Starting today, you can begin to make contributions to your Roth IRA for 2008.
(The maximum annual contribution for folks under 50 is $5000 for 2008.)
If you break it down, there are 470 days between January 1 and April 15.
$5000 / 470 = $10.64 per day
So, if you want to fully-fund your 2008 Roth IRA, you’ll need to contribute an average of $10.64 per day, for the next 470 days.Â Brown-bag it, skip the latte, drive 5 mph slower, drink tap water, and buy generic and you can fully-fund a retirement account.
(Of course, you don’t want to send $10.64 per day to your broker, but it always helps me to breakdown big goals into smaller, manageable ones.)

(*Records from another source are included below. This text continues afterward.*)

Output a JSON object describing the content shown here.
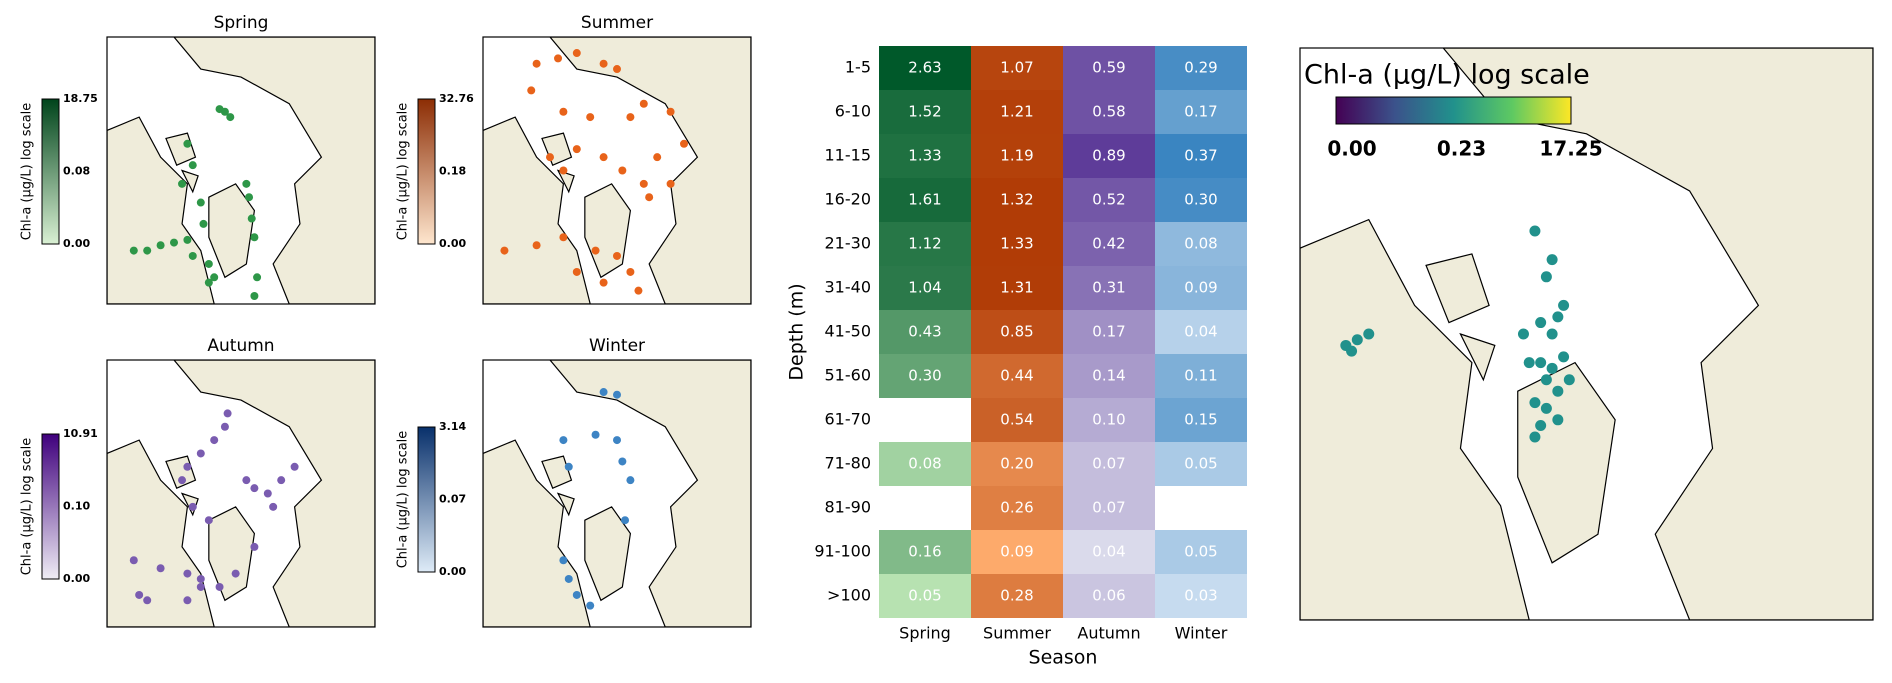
{
  "chart_data": [
    {
      "type": "map",
      "title": "Spring",
      "colorbar_label": "Chl-a (μg/L) log scale",
      "colorbar_ticks": [
        "0.00",
        "0.08",
        "18.75"
      ],
      "color": "#2e9748",
      "cmap": [
        "#d9f0d3",
        "#00441b"
      ],
      "x": [
        44,
        46,
        42,
        30,
        32,
        28,
        35,
        36,
        52,
        53,
        54,
        55,
        56,
        10,
        15,
        20,
        25,
        30,
        32,
        38,
        40,
        38,
        55
      ],
      "y": [
        28,
        30,
        27,
        40,
        48,
        55,
        62,
        70,
        55,
        60,
        68,
        75,
        90,
        80,
        80,
        78,
        77,
        76,
        82,
        85,
        90,
        92,
        97
      ]
    },
    {
      "type": "map",
      "title": "Summer",
      "colorbar_label": "Chl-a (μg/L) log scale",
      "colorbar_ticks": [
        "0.00",
        "0.18",
        "32.76"
      ],
      "color": "#e8631a",
      "cmap": [
        "#fee6ce",
        "#8c2d04"
      ],
      "x": [
        20,
        28,
        35,
        45,
        50,
        18,
        30,
        40,
        55,
        60,
        70,
        75,
        25,
        30,
        35,
        45,
        52,
        60,
        62,
        65,
        70,
        8,
        20,
        30,
        42,
        50,
        55,
        58,
        35,
        45
      ],
      "y": [
        10,
        8,
        6,
        10,
        12,
        20,
        28,
        30,
        30,
        25,
        28,
        40,
        45,
        50,
        42,
        45,
        50,
        55,
        60,
        45,
        55,
        80,
        78,
        75,
        80,
        82,
        88,
        95,
        88,
        92
      ]
    },
    {
      "type": "map",
      "title": "Autumn",
      "colorbar_label": "Chl-a (μg/L) log scale",
      "colorbar_ticks": [
        "0.00",
        "0.10",
        "10.91"
      ],
      "color": "#7a5cb0",
      "cmap": [
        "#efedf5",
        "#3f007d"
      ],
      "x": [
        45,
        44,
        40,
        35,
        30,
        28,
        32,
        38,
        52,
        55,
        60,
        65,
        62,
        70,
        10,
        20,
        30,
        35,
        42,
        48,
        55,
        12,
        15,
        30,
        35
      ],
      "y": [
        20,
        25,
        30,
        35,
        40,
        45,
        55,
        60,
        45,
        48,
        50,
        45,
        55,
        40,
        75,
        78,
        80,
        82,
        85,
        80,
        70,
        88,
        90,
        90,
        85
      ]
    },
    {
      "type": "map",
      "title": "Winter",
      "colorbar_label": "Chl-a (μg/L) log scale",
      "colorbar_ticks": [
        "0.00",
        "0.07",
        "3.14"
      ],
      "color": "#3d84c4",
      "cmap": [
        "#deebf7",
        "#08306b"
      ],
      "x": [
        30,
        45,
        50,
        32,
        42,
        50,
        52,
        55,
        53,
        30,
        32,
        35,
        40
      ],
      "y": [
        30,
        12,
        13,
        40,
        28,
        30,
        38,
        45,
        60,
        75,
        82,
        88,
        92
      ]
    },
    {
      "type": "heatmap",
      "xlabel": "Season",
      "ylabel": "Depth (m)",
      "categories": [
        "1-5",
        "6-10",
        "11-15",
        "16-20",
        "21-30",
        "31-40",
        "41-50",
        "51-60",
        "61-70",
        "71-80",
        "81-90",
        "91-100",
        ">100"
      ],
      "series": [
        {
          "name": "Spring",
          "cmap": [
            "#b7e2b1",
            "#00592a"
          ],
          "values": [
            2.63,
            1.52,
            1.33,
            1.61,
            1.12,
            1.04,
            0.43,
            0.3,
            null,
            0.08,
            null,
            0.16,
            0.05
          ],
          "value_labels": [
            "2.63",
            "1.52",
            "1.33",
            "1.61",
            "1.12",
            "1.04",
            "0.43",
            "0.30",
            null,
            "0.08",
            null,
            "0.16",
            "0.05"
          ]
        },
        {
          "name": "Summer",
          "cmap": [
            "#fdaa6b",
            "#b13c06"
          ],
          "values": [
            1.07,
            1.21,
            1.19,
            1.32,
            1.33,
            1.31,
            0.85,
            0.44,
            0.54,
            0.2,
            0.26,
            0.09,
            0.28
          ],
          "value_labels": [
            "1.07",
            "1.21",
            "1.19",
            "1.32",
            "1.33",
            "1.31",
            "0.85",
            "0.44",
            "0.54",
            "0.20",
            "0.26",
            "0.09",
            "0.28"
          ]
        },
        {
          "name": "Autumn",
          "cmap": [
            "#dadaeb",
            "#5e3c99"
          ],
          "values": [
            0.59,
            0.58,
            0.89,
            0.52,
            0.42,
            0.31,
            0.17,
            0.14,
            0.1,
            0.07,
            0.07,
            0.04,
            0.06
          ],
          "value_labels": [
            "0.59",
            "0.58",
            "0.89",
            "0.52",
            "0.42",
            "0.31",
            "0.17",
            "0.14",
            "0.10",
            "0.07",
            "0.07",
            "0.04",
            "0.06"
          ]
        },
        {
          "name": "Winter",
          "cmap": [
            "#c6dbef",
            "#3a85c1"
          ],
          "values": [
            0.29,
            0.17,
            0.37,
            0.3,
            0.08,
            0.09,
            0.04,
            0.11,
            0.15,
            0.05,
            null,
            0.05,
            0.03
          ],
          "value_labels": [
            "0.29",
            "0.17",
            "0.37",
            "0.30",
            "0.08",
            "0.09",
            "0.04",
            "0.11",
            "0.15",
            "0.05",
            null,
            "0.05",
            "0.03"
          ]
        }
      ]
    },
    {
      "type": "map",
      "colorbar_label": "Chl-a (μg/L) log scale",
      "colorbar_ticks": [
        "0.00",
        "0.23",
        "17.25"
      ],
      "color": "#21918c",
      "cmap": [
        "#440154",
        "#3b528b",
        "#21918c",
        "#5ec962",
        "#fde725"
      ],
      "colorbar_orientation": "horizontal",
      "x": [
        41,
        44,
        43,
        39,
        42,
        45,
        46,
        44,
        42,
        43,
        45,
        47,
        40,
        41,
        43,
        8,
        9,
        10,
        12,
        42,
        41,
        45,
        44,
        46
      ],
      "y": [
        32,
        37,
        40,
        50,
        48,
        47,
        45,
        50,
        55,
        58,
        60,
        58,
        55,
        62,
        63,
        52,
        53,
        51,
        50,
        66,
        68,
        65,
        56,
        54
      ]
    }
  ]
}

18 thoughts on “Time To Fund Roth IRA For 2008 – $10.64 Per Day”
This is a practical and attainable way to fully fund your roth. Thanks for breaking down the daily contributions.
I keep forgetting that we have a little extra room to fund our IRAs. Thanks for the tip! I love how you broke it down into a manageable amount.
Well I’m very glad they finally raised the ROTH contribution limit. It was about time!
Have a great new year!
BTW – people who haven’t contributed for 2007 can still do it until April 15th. During previous couple of years I always waited until I got all tax forms before contributing for the preceding year to make sure I can do it.
I can’t do it for 2007, will likely not be able for 2008 as well. I’d known I’d be in phase-out range this year even with my max 401K contribution, but selling some of my ESPP stock (way too many eggs in one basket, still is, but this was as much as I could sell and still hope to avoid AMT) brought me considerably over. Current plan is to sell a bit next year or so in some good moment (hopefully).
I am still debating if I can trust the government not to change plans to eliminate income limit on conversions in 2010. If I decide to trust them, I’d put money in a regular IRA and convert.
Yes, I know lots of people would like to have this problem. But I regret not contributing in the past when I was earning less – I only learned about Roth IRA a few years ago. So do contribute while you can. Incidentally, I don’t drink latte — in addition to being a waste of money, it is really really fattening. I also bring my own lunch to work – I can cook better than they do, and microwaves is a great invention.
Good tips and info.
Did you notice at least 3 of your suggestions (brown bag, skip lattes, drink tap), maybe/almost 4 (buy generic) are about what we put in our mouths? You can drink/eat yourself into debt.
I’m not a Starbucks fan (love Dunkin), but I’m in the coffee club at work!
Thanks, and happy new year!
That’s a good way to think of it…I’m trying to figure out how often to move money into my Roth, an how often to make Roth purchases. I suppose that my current rate of once a month isn’t completely taking advantage of dollar cost averaging, plus I am not putting enough in to max out my Roth, so I’d need to up my contributions. But would it be a good idea to actually purchase every day?
Stephanie! NO! Do NOT purchase stocks or mutual funds every day!!! This will drive up transaction costs!!! Once a month is more than enough… or even once a quarter…
Me? I fully-fund my accounts, all at once, and make one purchase, per year…
While not purchasing any positions daily is good advice, do you think that setting up a daily transfer to your IRA would be wise? Not buying things is one step, but at the end of the week, many of us (me, anyway) notice, “Hey, I’ve got an extra $50 and I need a new this or that, I’ll fund my Roth later”. Something to think about.
NCN, when you say that this will drive up transaction costs, what do you mean? I don’t think it costs me anything to buy more of the mutual funds I’m investing in within my Roth IRA. I agree with “Two Nickels”, I would want to maybe move money into my default account relatively often (which earns a decent percent as a money market).
And when is a good time to make the purchases? I have a feeling that a lot of mutual funds get bought on the 1st or the 15th of every month or something.
I just keep coming back to this post because it’s amazing! I honestly did not think about savings in this way, which is retrospect is both stupid and bizarre, because I have been thinking about budgeting in this way all along.
You know, with the increase in the contribution limit, a 16-year-old could put $5k in each year for the next four years, and have over $1 million dollars at the age of 59 if he never invested another dime? It is crazy! I outlined it here at, Hey Kid! Do You Want One Million Dollars?.
DON’T invest more frequently. Dollar cost averaging statistically is much less effective than investing a lump sum and you don’t want to pay your broker all of those transaction fees! You will definitely lose money that way.